La Pologne compte aujourd’hui plusieurs centaines de centres de services partagés et forme chaque année des dizaines de milliers de diplômés IT. Mais chez Margo, l’enjeu n’est pas tant le volume que la profondeur. L’implantation, initiée dès 2011, s’est construite autour de l’accompagnement de clients déjà présents localement, notamment dans la finance, bien avant que le nearshore ne devienne un mot-clé marketing.

Un hub d’ingénierie, pas une “usine à code”

Ce qui frappe dans le discours d’Alexandre Le Mée, c’est la rupture assumée avec le modèle décisionnaire à Paris et exécutif à distance. « Les clients ne nous demandent plus d’aligner des développeurs. Ils cherchent des architectes, des solution designers, des team leaders capables de porter la responsabilité technique des projets. »

Les comparaisons avec d’autres destinations historiques de l’outsourcing sont sans détour. Moins de rework, des cycles projets plus courts, une culture de la résolution de problèmes très marquée. « Quand un ticket complexe arrive, ils se jettent dessus. Il y a un vrai plaisir intellectuel à résoudre ». Une approche qui résonne particulièrement avec les exigences actuelles autour de la qualité logicielle, des releases maîtrisées et de la dette technique.

Cette capacité s’explique aussi par un héritage académique fort : mathématiques, physique, ingénierie fondamentale. Et une réalité organisationnelle assumée : des semaines de travail pleines, une intensité qui accélère les projets.

Parler la langue pour créer de la confiance

Le facteur humain est omniprésent dans ce retour d’expérience. À commencer par la langue. Alexandre Le Mée parle polonais et en fait un levier de management autant qu’un outil business. « Exprimer un désaccord, un doute ou une ambition dans une langue qui n’est pas la sienne, c’est toujours incomplet. »

Cette proximité culturelle joue un rôle clé dans la fidélisation des équipes, mais aussi dans la relation client. Elle permet de désamorcer les malentendus persistants : des Polonais perçus comme low-cost côté français, des Français vus comme des donneurs d’ordres “riches” côté polonais. « Tout ça se déconstruit par l’explication, la transparence, et le fait d’être sur place. »

One Margo : casser les silos pour gagner en impact

L’autre transformation majeure est organisationnelle. Avec l’approche “One Margo”, le groupe a choisi de dissoudre ses anciennes business units au profit d’une offre unifiée : software engineering, data, IA, indépendamment des géographies ou des verticales métiers.

Concrètement, les entités française, britannique et polonaise travaillent désormais en continu, s’échangent des opportunités, construisent des dispositifs hybrides. « Les clients veulent un point de contact français, mais une excellence technique distribuée. » Un modèle qui permet à Margo de déployer ses compétences sur plusieurs pays pour un même client, en profondeur, plutôt qu’en juxtaposition.

Ce qu’il faut savoir avant de s’implanter

Avec le recul, quelques constantes émergent. La première : avoir une personne de confiance sur place, idéalement bilingue et capable de naviguer entre cultures, réglementations et attentes implicites du marché local. Ces profils sont rares, mais structurants. « C’est souvent la clé du démarrage. »
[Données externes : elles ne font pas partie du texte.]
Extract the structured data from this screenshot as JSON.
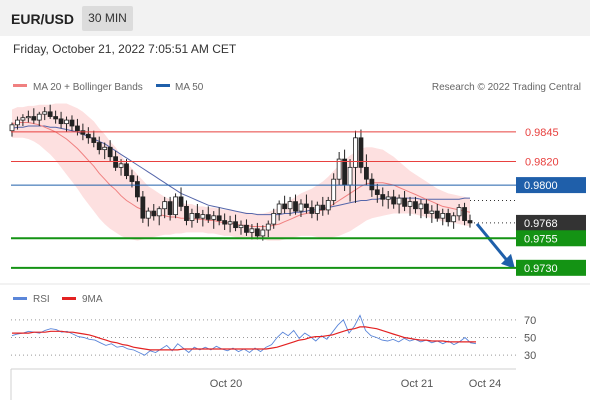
{
  "header": {
    "symbol": "EUR/USD",
    "timeframe": "30 MIN"
  },
  "datetime": "Friday, October 21, 2022 7:05:51 AM CET",
  "legend": {
    "ma_bb": "MA 20 + Bollinger Bands",
    "ma50": "MA 50",
    "rsi": "RSI",
    "rsi_ma": "9MA"
  },
  "credit": "Research © 2022 Trading Central",
  "colors": {
    "resistance": "#e8413f",
    "pivot": "#1f5faa",
    "support": "#149314",
    "bb_fill": "#fde0e0",
    "ma20": "#f08080",
    "ma50": "#5566aa",
    "rsi": "#5b86d9",
    "rsi_ma": "#e32222",
    "candle": "#222222",
    "arrow": "#1f5faa"
  },
  "chart_data": [
    {
      "type": "candlestick",
      "x_labels": [
        "Oct 20",
        "Oct 21",
        "Oct 24"
      ],
      "ylim": [
        0.9718,
        0.9872
      ],
      "price_levels": [
        {
          "label": "0.9845",
          "value": 0.9845,
          "kind": "resistance"
        },
        {
          "label": "0.9820",
          "value": 0.982,
          "kind": "resistance"
        },
        {
          "label": "0.9800",
          "value": 0.98,
          "kind": "pivot"
        },
        {
          "label": "0.9755",
          "value": 0.9755,
          "kind": "support"
        },
        {
          "label": "0.9730",
          "value": 0.973,
          "kind": "support"
        }
      ],
      "last_price": {
        "label": "0.9768",
        "value": 0.9768
      },
      "candles_ohlc": [
        [
          0.9846,
          0.9853,
          0.9841,
          0.9851
        ],
        [
          0.9851,
          0.9858,
          0.9847,
          0.9855
        ],
        [
          0.9855,
          0.986,
          0.985,
          0.9857
        ],
        [
          0.9857,
          0.9863,
          0.9853,
          0.9858
        ],
        [
          0.9858,
          0.9865,
          0.9852,
          0.9855
        ],
        [
          0.9855,
          0.9862,
          0.985,
          0.986
        ],
        [
          0.986,
          0.9866,
          0.9855,
          0.9862
        ],
        [
          0.9862,
          0.9868,
          0.9856,
          0.9858
        ],
        [
          0.9858,
          0.9863,
          0.9852,
          0.9856
        ],
        [
          0.9856,
          0.9862,
          0.9848,
          0.9852
        ],
        [
          0.9852,
          0.9858,
          0.9845,
          0.9855
        ],
        [
          0.9855,
          0.9859,
          0.9846,
          0.985
        ],
        [
          0.985,
          0.9856,
          0.9842,
          0.9846
        ],
        [
          0.9846,
          0.9852,
          0.9838,
          0.9843
        ],
        [
          0.9843,
          0.9849,
          0.9835,
          0.984
        ],
        [
          0.984,
          0.9846,
          0.9832,
          0.9836
        ],
        [
          0.9836,
          0.9841,
          0.9826,
          0.983
        ],
        [
          0.983,
          0.9836,
          0.9822,
          0.9832
        ],
        [
          0.9832,
          0.9838,
          0.982,
          0.9824
        ],
        [
          0.9824,
          0.9829,
          0.9812,
          0.9815
        ],
        [
          0.9815,
          0.9822,
          0.9808,
          0.9818
        ],
        [
          0.9818,
          0.9822,
          0.9805,
          0.9808
        ],
        [
          0.9808,
          0.9813,
          0.9798,
          0.9803
        ],
        [
          0.9803,
          0.9808,
          0.9786,
          0.979
        ],
        [
          0.979,
          0.9795,
          0.9768,
          0.9772
        ],
        [
          0.9772,
          0.9781,
          0.9765,
          0.9778
        ],
        [
          0.9778,
          0.9784,
          0.977,
          0.9774
        ],
        [
          0.9774,
          0.9782,
          0.9766,
          0.978
        ],
        [
          0.978,
          0.979,
          0.9772,
          0.9786
        ],
        [
          0.9786,
          0.979,
          0.977,
          0.9775
        ],
        [
          0.9775,
          0.9793,
          0.9772,
          0.979
        ],
        [
          0.979,
          0.9798,
          0.9778,
          0.9782
        ],
        [
          0.9782,
          0.9787,
          0.9766,
          0.977
        ],
        [
          0.977,
          0.978,
          0.9764,
          0.9776
        ],
        [
          0.9776,
          0.9784,
          0.9768,
          0.9772
        ],
        [
          0.9772,
          0.9779,
          0.9765,
          0.9775
        ],
        [
          0.9775,
          0.9782,
          0.9768,
          0.9771
        ],
        [
          0.9771,
          0.9778,
          0.9763,
          0.9774
        ],
        [
          0.9774,
          0.9781,
          0.9766,
          0.977
        ],
        [
          0.977,
          0.9776,
          0.9762,
          0.9767
        ],
        [
          0.9767,
          0.9774,
          0.976,
          0.9769
        ],
        [
          0.9769,
          0.9775,
          0.9761,
          0.9764
        ],
        [
          0.9764,
          0.977,
          0.9758,
          0.9766
        ],
        [
          0.9766,
          0.9771,
          0.9757,
          0.976
        ],
        [
          0.976,
          0.9767,
          0.9754,
          0.9763
        ],
        [
          0.9763,
          0.9768,
          0.9754,
          0.9757
        ],
        [
          0.9757,
          0.9766,
          0.9753,
          0.9762
        ],
        [
          0.9762,
          0.977,
          0.9756,
          0.9767
        ],
        [
          0.9767,
          0.978,
          0.9763,
          0.9776
        ],
        [
          0.9776,
          0.9787,
          0.977,
          0.9784
        ],
        [
          0.9784,
          0.9791,
          0.9776,
          0.978
        ],
        [
          0.978,
          0.979,
          0.9774,
          0.9786
        ],
        [
          0.9786,
          0.9792,
          0.9775,
          0.9778
        ],
        [
          0.9778,
          0.9788,
          0.9773,
          0.9784
        ],
        [
          0.9784,
          0.9792,
          0.9776,
          0.9781
        ],
        [
          0.9781,
          0.9787,
          0.9772,
          0.9776
        ],
        [
          0.9776,
          0.9786,
          0.977,
          0.9783
        ],
        [
          0.9783,
          0.979,
          0.9774,
          0.9779
        ],
        [
          0.9779,
          0.979,
          0.9775,
          0.9787
        ],
        [
          0.9787,
          0.981,
          0.9783,
          0.9805
        ],
        [
          0.9805,
          0.9828,
          0.98,
          0.9822
        ],
        [
          0.9822,
          0.983,
          0.9795,
          0.98
        ],
        [
          0.98,
          0.9822,
          0.9786,
          0.9815
        ],
        [
          0.9815,
          0.9846,
          0.9785,
          0.984
        ],
        [
          0.984,
          0.9847,
          0.981,
          0.9815
        ],
        [
          0.9815,
          0.9826,
          0.98,
          0.9805
        ],
        [
          0.9805,
          0.981,
          0.979,
          0.9796
        ],
        [
          0.9796,
          0.9801,
          0.9785,
          0.9792
        ],
        [
          0.9792,
          0.9798,
          0.9782,
          0.9788
        ],
        [
          0.9788,
          0.9795,
          0.978,
          0.979
        ],
        [
          0.979,
          0.9796,
          0.978,
          0.9784
        ],
        [
          0.9784,
          0.9792,
          0.9776,
          0.9789
        ],
        [
          0.9789,
          0.9795,
          0.9778,
          0.9782
        ],
        [
          0.9782,
          0.979,
          0.9774,
          0.9786
        ],
        [
          0.9786,
          0.979,
          0.9776,
          0.978
        ],
        [
          0.978,
          0.9788,
          0.9772,
          0.9784
        ],
        [
          0.9784,
          0.9788,
          0.9772,
          0.9776
        ],
        [
          0.9776,
          0.9783,
          0.9768,
          0.9778
        ],
        [
          0.9778,
          0.9784,
          0.9769,
          0.9772
        ],
        [
          0.9772,
          0.978,
          0.9766,
          0.9776
        ],
        [
          0.9776,
          0.978,
          0.9765,
          0.9769
        ],
        [
          0.9769,
          0.9777,
          0.9763,
          0.9774
        ],
        [
          0.9774,
          0.9784,
          0.977,
          0.9781
        ],
        [
          0.9781,
          0.9785,
          0.9766,
          0.977
        ],
        [
          0.977,
          0.9775,
          0.9764,
          0.9768
        ]
      ],
      "ma20": [
        0.9852,
        0.9853,
        0.9853,
        0.9853,
        0.9852,
        0.9851,
        0.9849,
        0.9847,
        0.9845,
        0.9842,
        0.9839,
        0.9835,
        0.9831,
        0.9826,
        0.9821,
        0.9816,
        0.981,
        0.9805,
        0.98,
        0.9796,
        0.9791,
        0.9787,
        0.9784,
        0.9781,
        0.9779,
        0.9777,
        0.9776,
        0.9775,
        0.9774,
        0.9773,
        0.9773,
        0.9772,
        0.9772,
        0.9772,
        0.9771,
        0.9771,
        0.977,
        0.977,
        0.9769,
        0.9768,
        0.9768,
        0.9767,
        0.9766,
        0.9766,
        0.9765,
        0.9765,
        0.9765,
        0.9765,
        0.9766,
        0.9767,
        0.9769,
        0.9771,
        0.9773,
        0.9775,
        0.9776,
        0.9777,
        0.9778,
        0.9779,
        0.9781,
        0.9784,
        0.9787,
        0.979,
        0.9793,
        0.9796,
        0.9799,
        0.9801,
        0.9802,
        0.9802,
        0.9802,
        0.9801,
        0.98,
        0.9798,
        0.9796,
        0.9794,
        0.9792,
        0.979,
        0.9788,
        0.9786,
        0.9784,
        0.9782,
        0.9781,
        0.978,
        0.9779,
        0.9778,
        0.9777
      ],
      "bb_width": [
        0.0012,
        0.0013,
        0.0013,
        0.0014,
        0.0015,
        0.0017,
        0.0019,
        0.0021,
        0.0024,
        0.0027,
        0.003,
        0.0032,
        0.0034,
        0.0036,
        0.0037,
        0.0038,
        0.0038,
        0.0038,
        0.0037,
        0.0036,
        0.0034,
        0.0032,
        0.003,
        0.0028,
        0.0025,
        0.0022,
        0.002,
        0.0018,
        0.0016,
        0.0015,
        0.0014,
        0.0013,
        0.0012,
        0.0012,
        0.0011,
        0.0011,
        0.0011,
        0.0011,
        0.0011,
        0.0011,
        0.0011,
        0.0011,
        0.0011,
        0.0011,
        0.0011,
        0.0011,
        0.0011,
        0.0012,
        0.0013,
        0.0014,
        0.0015,
        0.0016,
        0.0017,
        0.0018,
        0.0019,
        0.002,
        0.0022,
        0.0024,
        0.0026,
        0.0028,
        0.003,
        0.0031,
        0.0032,
        0.0032,
        0.0032,
        0.0031,
        0.003,
        0.0029,
        0.0028,
        0.0026,
        0.0024,
        0.0022,
        0.002,
        0.0018,
        0.0017,
        0.0016,
        0.0015,
        0.0014,
        0.0013,
        0.0013,
        0.0012,
        0.0012,
        0.0012,
        0.0012,
        0.0012
      ],
      "ma50": [
        0.9848,
        0.9849,
        0.9849,
        0.985,
        0.985,
        0.985,
        0.985,
        0.9849,
        0.9849,
        0.9848,
        0.9847,
        0.9846,
        0.9845,
        0.9843,
        0.9841,
        0.9839,
        0.9837,
        0.9835,
        0.9832,
        0.9829,
        0.9826,
        0.9823,
        0.982,
        0.9817,
        0.9814,
        0.9811,
        0.9808,
        0.9805,
        0.9802,
        0.9799,
        0.9796,
        0.9793,
        0.9791,
        0.9789,
        0.9787,
        0.9785,
        0.9783,
        0.9782,
        0.9781,
        0.978,
        0.9779,
        0.9778,
        0.9777,
        0.9776,
        0.9776,
        0.9775,
        0.9775,
        0.9775,
        0.9775,
        0.9775,
        0.9776,
        0.9776,
        0.9777,
        0.9777,
        0.9778,
        0.9779,
        0.9779,
        0.978,
        0.9781,
        0.9782,
        0.9783,
        0.9784,
        0.9785,
        0.9786,
        0.9787,
        0.9787,
        0.9788,
        0.9788,
        0.9789,
        0.9789,
        0.9789,
        0.9789,
        0.9789,
        0.9789,
        0.9789,
        0.9788,
        0.9788,
        0.9788,
        0.9788,
        0.9788,
        0.9788,
        0.9788,
        0.9788,
        0.9789,
        0.9789
      ]
    },
    {
      "type": "line",
      "ylim": [
        20,
        80
      ],
      "y_ticks": [
        {
          "label": "70",
          "value": 70
        },
        {
          "label": "50",
          "value": 50
        },
        {
          "label": "30",
          "value": 30
        }
      ],
      "series": [
        {
          "name": "RSI",
          "values": [
            52,
            54,
            55,
            57,
            56,
            55,
            58,
            60,
            59,
            56,
            57,
            54,
            51,
            50,
            48,
            47,
            44,
            41,
            43,
            39,
            40,
            37,
            36,
            33,
            30,
            35,
            33,
            37,
            41,
            35,
            43,
            38,
            33,
            39,
            36,
            39,
            36,
            40,
            37,
            35,
            38,
            34,
            37,
            33,
            38,
            34,
            39,
            42,
            50,
            56,
            52,
            58,
            49,
            55,
            51,
            46,
            52,
            48,
            56,
            64,
            70,
            55,
            63,
            75,
            58,
            52,
            50,
            47,
            46,
            48,
            45,
            49,
            46,
            48,
            45,
            47,
            44,
            46,
            43,
            46,
            42,
            45,
            50,
            44,
            43
          ]
        },
        {
          "name": "9MA",
          "values": [
            55,
            55,
            55,
            55,
            56,
            56,
            56,
            57,
            57,
            57,
            56,
            56,
            55,
            54,
            53,
            51,
            49,
            47,
            45,
            44,
            42,
            41,
            39,
            38,
            37,
            36,
            36,
            36,
            36,
            36,
            36,
            37,
            37,
            37,
            37,
            37,
            37,
            37,
            37,
            37,
            37,
            37,
            37,
            37,
            37,
            37,
            37,
            38,
            39,
            41,
            43,
            45,
            47,
            48,
            50,
            51,
            51,
            52,
            53,
            55,
            57,
            59,
            60,
            62,
            62,
            61,
            60,
            58,
            56,
            54,
            52,
            50,
            49,
            48,
            47,
            47,
            46,
            46,
            46,
            45,
            45,
            45,
            45,
            45,
            45
          ]
        }
      ],
      "x_labels": [
        "Oct 20",
        "Oct 21",
        "Oct 24"
      ]
    }
  ]
}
La seconde : ne pas sous-estimer le marché local lui-même. La Pologne n’est pas seulement une base de delivery, mais un territoire où de nombreuses entreprises cherchent à construire ou renforcer leurs centres de compétences. Cela suppose une excellente connaissance du marché et des équipes de recrutement solides.

Enfin, il y a un conseil plus intangible, mais récurrent : ne pas avoir peur. Économiquement, technologiquement, culturellement. « Quand je regarde par la fenêtre, Varsovie ressemble à La Défense. » Et sur le terrain, les réticences initiales autour du remote ou du présentiel trouvent souvent des réponses pragmatiques, adaptées aux contraintes métiers.

De l’implantation à la stratégie

Ce retour d’expérience raconte autre chose qu’une réussite géographique. Il illustre un mouvement plus large : celui d’un IT européen qui se réorganise autour de pôles d’expertise, de proximité culturelle et de responsabilité technique partagée. La Pologne n’est plus un plan B, elle est devenue, pour certains acteurs, un centre de gravité.